No, you misunderstand. I don't think his approach is naive. My response was about consequences that take on a life of its own regardless of principled intentions. We have to separate the intentions vs consequences. Let me emphasize:

1) if one's moral principle is to not help the military, then one can stick with that principle

2) if one feels morally consistent by not accept funding from the military even if it causes some financial hardship or sacrifices, that's fine too

People have to do (or not do) things that keep them from losing sleep at night. If one has good intentions, then personal actions have to be consistent with that to maintain a clear conscience.

My entire comment has to do with consequences highlighted in this statement: "This was not what I wanted my life's work to support."

My point is that if the work has wide ranging applications, it _will_ support agendas you disagree with even if you don't take funding from the groups you oppose.

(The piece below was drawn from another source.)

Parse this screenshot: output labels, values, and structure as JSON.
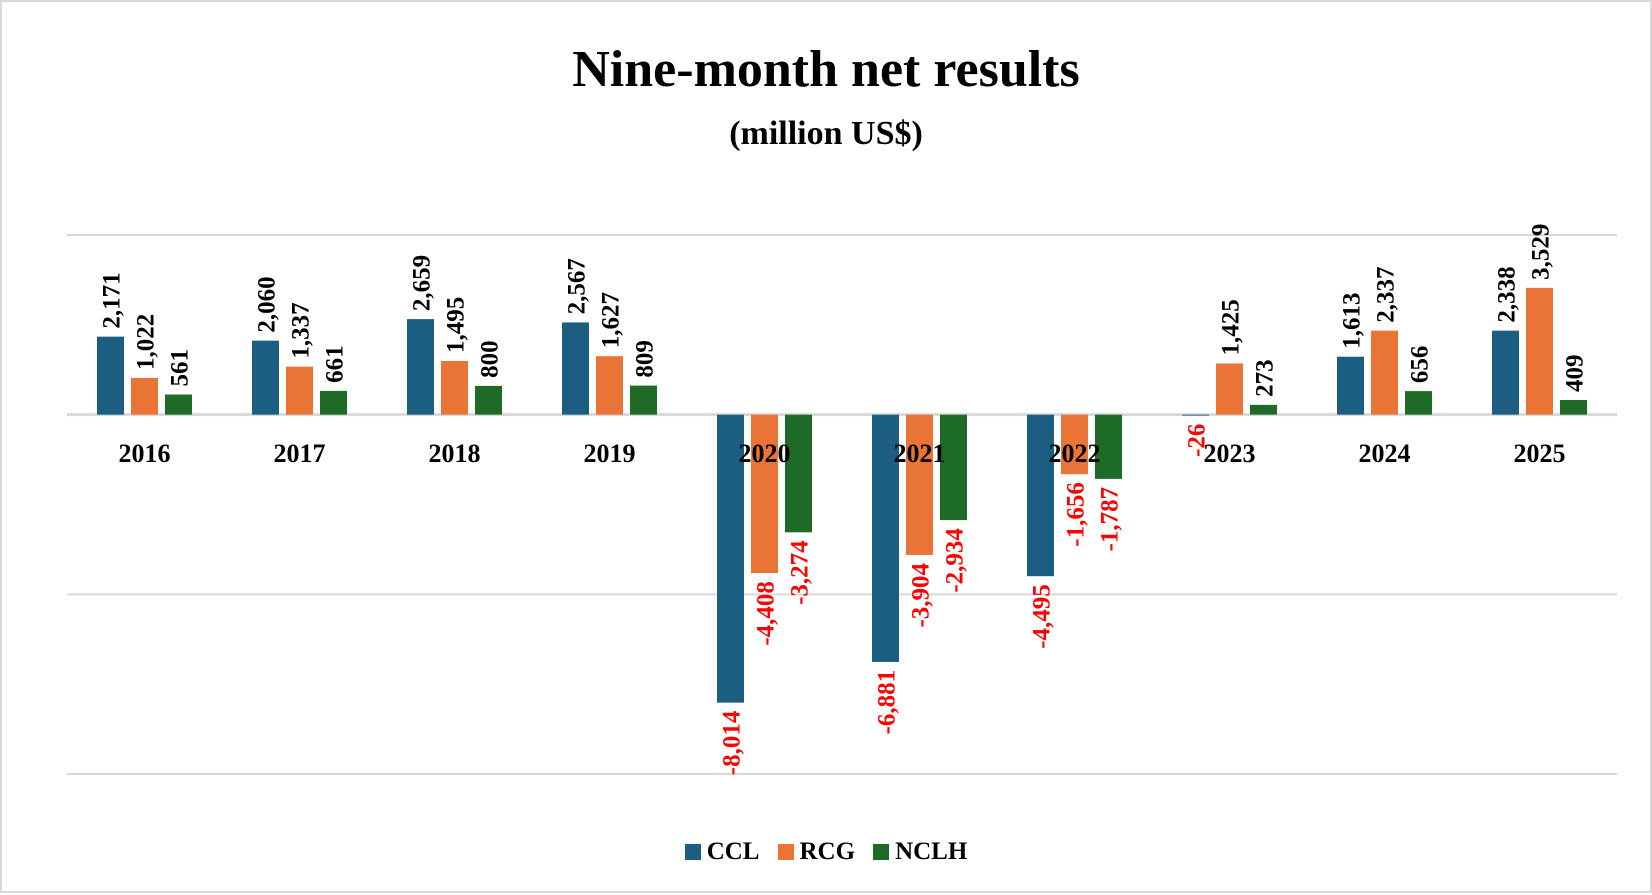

I was sensitive to that "life's work support" sentence because I'm working on a tool to let people anonymously match private data with others that have the same private data. The original motivation was letting people like-minded people discover each other without having public knowledge of it be used against them in denying future employment or denying health insurance.

However, one of my dilemmas was that it could also by used by the government and terrorist organizations. Even if I don't accept a check directly from the Department of Defense, it is inevitable they will (mis)-use the technology for purposes I don't agree with.

I think it's responsible for people to know that not accepting money from a group you oppose may not accomplish what you hope. If you think it's better to not know that, please explain why.

1 comments

The author addressed this from a slightly different perspective under the question "The military can use your research anyway, from the open literature. Why not have them pay for it?".

His thoughts basically boil down to a combination of not working on overtly militaristic applications, not approaching the research from the angle of how it can help the military, and certainly not accepting military money even if it seems unrelated.

He acknowledges that his work may be beneficial to the military:

> Do work that makes the world a better place. The fact that the military becomes better too is not a problem.

By my reading, he is satisfied that he is not responsible for the militarization of his research. His research may indeed be misused, but that's an unavoidable in virtually every field and the buck stops at whoever weaponizes it.